Figure 3(a) shows the first two classes of atoms of the structured dictionary obtained by WCDDL, and Fig. 3(b) plots the first two classes of samples reconstructed by WCDDL. By comparing the dictionary and reconstructed images obtained by FDDL and WCDDL, we find that the visualization result of WCDDL is not good as that of FDDL. The proposed WCDDL aims to learn the distinguished features of different classes and reduce the correlation between dictionary representations of different classes. Thus, the samples we reconstruct are very close in the same class and differ more between classes.

Fig. 2.
figure 2

Visualization of FDDL on Yale, (a) structured dictionary \(\textbf{D}\), and (b) reconstructed images.

Fig. 3.
figure 3

Visualization of WCDDL on Yale, (a) structured dictionary \(\textbf{D}\), and (b) reconstructed images.

4 Conclusion

In this study, image classification is implemented by the proposed WCDDL. To solve the issue of poor dictionary classification capability induced by sparse training samples, we introduce a weak correlation term to reduce the relation between any two classes. To evaluate WCDDL, we conduct extensive experiments using two common facial datasets. Experimental results show the classification advantage of our approach in particular for sparse training samples. On the Yale dataset, WCDDL is higher than the second-best method by 10.4% when there are only two training samples for each class. At the same time, we also validate the efficiency of the weak correlation term by comparing FDDL and WCDDL. Our work can be not only applicable to face classification, but also be extended to other classification tasks, such as scene classification and handwriting recognition.

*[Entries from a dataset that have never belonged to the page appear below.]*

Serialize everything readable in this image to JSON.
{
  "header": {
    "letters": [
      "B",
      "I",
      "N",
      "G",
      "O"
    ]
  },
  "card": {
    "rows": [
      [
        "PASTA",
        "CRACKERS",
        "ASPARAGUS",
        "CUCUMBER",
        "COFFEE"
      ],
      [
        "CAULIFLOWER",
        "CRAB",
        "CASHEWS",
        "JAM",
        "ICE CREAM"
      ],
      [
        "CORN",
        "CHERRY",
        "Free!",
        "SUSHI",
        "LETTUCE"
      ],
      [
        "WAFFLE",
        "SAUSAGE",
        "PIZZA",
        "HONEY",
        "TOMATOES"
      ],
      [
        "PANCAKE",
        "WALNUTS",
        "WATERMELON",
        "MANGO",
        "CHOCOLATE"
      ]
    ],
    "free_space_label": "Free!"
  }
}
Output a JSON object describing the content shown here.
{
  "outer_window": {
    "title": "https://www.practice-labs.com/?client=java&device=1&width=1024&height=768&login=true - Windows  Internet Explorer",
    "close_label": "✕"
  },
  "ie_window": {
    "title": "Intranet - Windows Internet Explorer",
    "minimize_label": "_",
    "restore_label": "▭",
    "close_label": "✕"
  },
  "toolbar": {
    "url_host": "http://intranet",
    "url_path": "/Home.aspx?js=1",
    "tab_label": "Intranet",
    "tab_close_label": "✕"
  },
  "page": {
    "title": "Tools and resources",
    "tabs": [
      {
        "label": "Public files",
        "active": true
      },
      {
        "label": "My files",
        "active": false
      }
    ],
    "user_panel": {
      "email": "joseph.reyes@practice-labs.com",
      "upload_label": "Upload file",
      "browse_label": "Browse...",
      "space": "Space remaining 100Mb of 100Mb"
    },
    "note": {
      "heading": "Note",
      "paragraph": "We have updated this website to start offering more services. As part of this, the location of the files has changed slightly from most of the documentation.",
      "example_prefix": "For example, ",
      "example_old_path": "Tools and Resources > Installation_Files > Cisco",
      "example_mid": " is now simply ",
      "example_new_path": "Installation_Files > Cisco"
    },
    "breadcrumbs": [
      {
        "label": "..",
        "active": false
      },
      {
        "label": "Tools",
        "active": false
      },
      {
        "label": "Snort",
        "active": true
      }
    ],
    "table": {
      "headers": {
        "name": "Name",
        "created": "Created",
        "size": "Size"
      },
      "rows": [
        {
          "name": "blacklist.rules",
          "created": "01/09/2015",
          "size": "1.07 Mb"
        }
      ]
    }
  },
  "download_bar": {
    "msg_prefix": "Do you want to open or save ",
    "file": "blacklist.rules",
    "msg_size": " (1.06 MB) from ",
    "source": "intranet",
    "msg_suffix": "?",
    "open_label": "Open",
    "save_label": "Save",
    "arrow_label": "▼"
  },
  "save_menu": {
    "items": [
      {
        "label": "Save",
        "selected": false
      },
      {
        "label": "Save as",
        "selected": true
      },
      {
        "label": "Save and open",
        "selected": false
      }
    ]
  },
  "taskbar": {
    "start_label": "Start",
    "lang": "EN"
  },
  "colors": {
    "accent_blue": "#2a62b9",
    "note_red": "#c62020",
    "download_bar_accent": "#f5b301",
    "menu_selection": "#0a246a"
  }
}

Of course, there still have some issues with our current approach. For example, the dictionary update in WCDDL takes a two-stage approach, where the iterative update for the coefficient matrix is time-consuming. Thus, we may take a simpler and more efficient update approach to improve the overall performance of the model in the future. Therefore, how to further improve the classification performance and reduce the computational time when the training sample set is sparse will be our future research goal.